If I am free to speak intolerantly, you are tolerating me. You are tolerating intolerance. The paradox does not apply to your scenario.
It’s called the paradox of tolerance. Tolerating intolerance is the paradox. So it says you can’t tolerate intolerance.
So it says you can’t tolerate…
That makes you intolerant. Your model has called for your own oppression.
I don’t think you’re missing my point. I think you’re being deliberately obtuse.
The German People were following the paradox in 1935 when they denounced people who were interfering with their ideals. They were denouncing people who were trying to harm their ideal society. They were intolerant of those people who were pushing an “alternative” world view that wasn’t conducive to the advancement of the public’s goals. They felt these people had no redeeming qualities; that they were dangerous and disruptive to society. That they had nothing of any value to say, and that it was acceptable to suppress them. These dangerous, disruptive elements should be intolerated. They should be suppressed and destroyed, rather than allowed to interfere with the purity of German society.

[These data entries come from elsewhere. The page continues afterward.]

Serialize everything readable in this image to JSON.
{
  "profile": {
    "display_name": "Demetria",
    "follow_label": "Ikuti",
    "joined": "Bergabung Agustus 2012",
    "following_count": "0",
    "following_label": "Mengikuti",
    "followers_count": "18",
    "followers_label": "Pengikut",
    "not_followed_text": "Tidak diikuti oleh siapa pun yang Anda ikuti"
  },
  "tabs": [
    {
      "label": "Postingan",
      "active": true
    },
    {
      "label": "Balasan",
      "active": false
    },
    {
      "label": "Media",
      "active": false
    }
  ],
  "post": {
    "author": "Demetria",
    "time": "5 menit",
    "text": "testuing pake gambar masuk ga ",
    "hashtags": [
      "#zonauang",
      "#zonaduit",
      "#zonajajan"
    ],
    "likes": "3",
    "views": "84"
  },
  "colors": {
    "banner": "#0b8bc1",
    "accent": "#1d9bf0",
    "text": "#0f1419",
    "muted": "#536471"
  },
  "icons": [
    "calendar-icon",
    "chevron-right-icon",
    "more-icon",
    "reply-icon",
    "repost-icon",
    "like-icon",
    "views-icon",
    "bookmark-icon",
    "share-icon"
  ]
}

If you present Popper’s paradox to the German public in 1935, they will agree with its truth. They will use his philosophy to support their eugenics and genocidal programs: it is vitally important for the German people to fight back against the intolerance of these disruptive influences. Indeed, Hitler presented the same concept in Mein Kampf, and called for intolerance against those he deemed intolerant.
There is no objective truth behind the paradox. Popper’s paradox works just as well for justifying your enemy’s actions as it does for your own. For that reason, it must be rejected.